Mine permitting on federal lands has slowed under President Biden, according to a report from E&E News. The report highlights some of the inconsistencies between President Biden’s supposed desire to boost domestic mining, and the actions he has taken to impede it.
Even as President Joe Biden calls for creating a U.S. supply chain to source metals necessary for the energy transition, his administration is approving few new mines on federal land.
The Biden presidency has been bad news for some expansive, high-profile mine projects in the United States, sidelining or stopping proposals like the Pebble mine near a prime salmon fishery in Alaska, the Twin Metals mine near the Boundary Waters wilderness in Minnesota and a titanium mine close to the Okefenokee Swamp in Georgia (Greenwire, June 6).
But the federal government is also not moving quickly on smaller mining projects. The Bureau of Land Management (BLM), which handles the bulk of mine permitting on federal lands, has formally approved 20 mine plans — 14 last year and six so far this year.

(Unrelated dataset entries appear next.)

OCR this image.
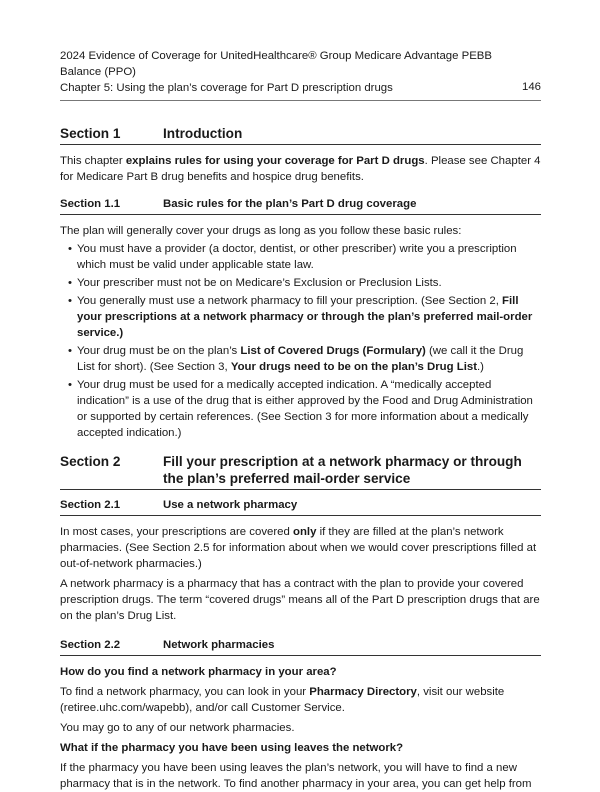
2024 Evidence of Coverage for UnitedHealthcare® Group Medicare Advantage PEBB Balance (PPO)
Chapter 5: Using the plan’s coverage for Part D prescription drugs	146
Section 1	Introduction

This chapter explains rules for using your coverage for Part D drugs. Please see Chapter 4 for Medicare Part B drug benefits and hospice drug benefits.

Section 1.1	Basic rules for the plan’s Part D drug coverage

The plan will generally cover your drugs as long as you follow these basic rules:

• You must have a provider (a doctor, dentist, or other prescriber) write you a prescription which must be valid under applicable state law.
• Your prescriber must not be on Medicare’s Exclusion or Preclusion Lists.
• You generally must use a network pharmacy to fill your prescription. (See Section 2, Fill your prescriptions at a network pharmacy or through the plan’s preferred mail-order service.)
• Your drug must be on the plan’s List of Covered Drugs (Formulary) (we call it the Drug List for short). (See Section 3, Your drugs need to be on the plan’s Drug List.)
• Your drug must be used for a medically accepted indication. A “medically accepted indication” is a use of the drug that is either approved by the Food and Drug Administration or supported by certain references. (See Section 3 for more information about a medically accepted indication.)
Section 2	Fill your prescription at a network pharmacy or through the plan’s preferred mail-order service
Section 2.1	Use a network pharmacy

In most cases, your prescriptions are covered only if they are filled at the plan’s network pharmacies. (See Section 2.5 for information about when we would cover prescriptions filled at out-of-network pharmacies.)

A network pharmacy is a pharmacy that has a contract with the plan to provide your covered prescription drugs. The term “covered drugs” means all of the Part D prescription drugs that are on the plan’s Drug List.

Section 2.2	Network pharmacies

How do you find a network pharmacy in your area?

To find a network pharmacy, you can look in your Pharmacy Directory, visit our website (retiree.uhc.com/wapebb), and/or call Customer Service.

You may go to any of our network pharmacies.

What if the pharmacy you have been using leaves the network?

If the pharmacy you have been using leaves the plan’s network, you will have to find a new pharmacy that is in the network. To find another pharmacy in your area, you can get help from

That total is decidedly lower than during the last three years of the Trump administration, when the number of mines approved ranged from 21 in 2020 to 29 in 2018, according to BLM data as of late June. Mine plan approvals allow digging to begin and are only advanced by BLM after they receive all the permits they need from the bureau and other agencies like EPA.
However, more mines were approved on federal land under the earlier years of the Obama administration than under President Trump, which the article attributes to more companies seeking applications to mine.
E&E notes that this trend is worrisome for a nation trying desperately to secure its own minerals and wean off the supplies offered by geopolitical adversaries like China and Russia.
These are the same arguments John Phelan and I make in our latest report, Energy Leadership, which highlights how China utterly dominates the global mineral supply chain.
Minerals may be mined in a diverse mix of countries, but they are refined in China, as you can see in the graph below, which is why the United States needs to increase our ability to mine and process ores into value-added products.
E&E reports that the U.S. could hold enormous potential to produce lithium, cobalt, nickel, and graphite, which are critical components of electric vehicles. For example, Nevada has large lithium supplies and is experiencing a jolt in exploration for the metal. Idaho has significant cobalt reserves, and Alaska could be a key provider of graphite.
Whether any of these metals are actually produced will come down to permitting. While mining opponents often argue these regulations aren’t strict enough, there is no question that lengthy environmental reviews and court battles make permitting a mine more difficult.
Representatives of the mining industry say the legal challenges to prominent projects like the proposed Twin Metals copper mine, combined with the permitting backlog — BLM’s is at more than 280 projects — has reduced investors’ interest in financing mine development.
“The actions we have seen from the administration have really been contrary to providing that domestic mineral production,” said Mark Compton, executive chairman for the American Exploration and Mining Association. “Right now, permitting is still creating an unfavorable environment for attracting mining investment in the United States.”
Some industry observers say a likely reason why mining companies are not committing the capital to build mines in the U.S. or elsewhere is the risk associated with going through a government approval process during an uncertain and perilous moment in the economic world order.
“Investors want clarity,” said Gabriela Herculano, CEO of iClima Earth, a green technology investment firm. “If you’re on the board or in the investment community of a listed company, you’re making this determination: Do I pay a dividend or invest in [a new project] and say, ‘Don’t you worry investors, you’re not going to be getting cash in your pocket now, but with the high returns I’m going to derive out of this [project]’?”
Despite the Biden administration’s stated goals of increasing the number of electric vehicles on the road, the mine plans approved by the BLM under President Biden have been largely irrelevant to building up this domestic supply chain. According to E&E:
A majority of mining projects formally approved on BLM lands were relatively small gold operations. Others approved were plans to mine gemstones, clay and calcium. One of the projects wasn’t even a mine, but a treasure hunting club in Utah called the Septarian Dragon Egg Nest, where recreationists look for rocks shaped like real-life “dragon eggs.”
BLM did allow one lithium mining development to move forward — an exploration project in Nevada overseen by Pure Energy Minerals Ltd., a Canadian mining company, and Schlumberger Ltd., the oil services giant.
The Biden administration will need to get serious about permitting reform if they actually want to stimulate a domestic supply chain for critical minerals. So far in his Presidency, Biden has taken virtually every opportunity to limit domestic mining while increasing our reliance on China.
This is the opposite of energy leadership, and it will end in the same painful consequences that Europe is experiencing due to its dependence on Russian natural gas.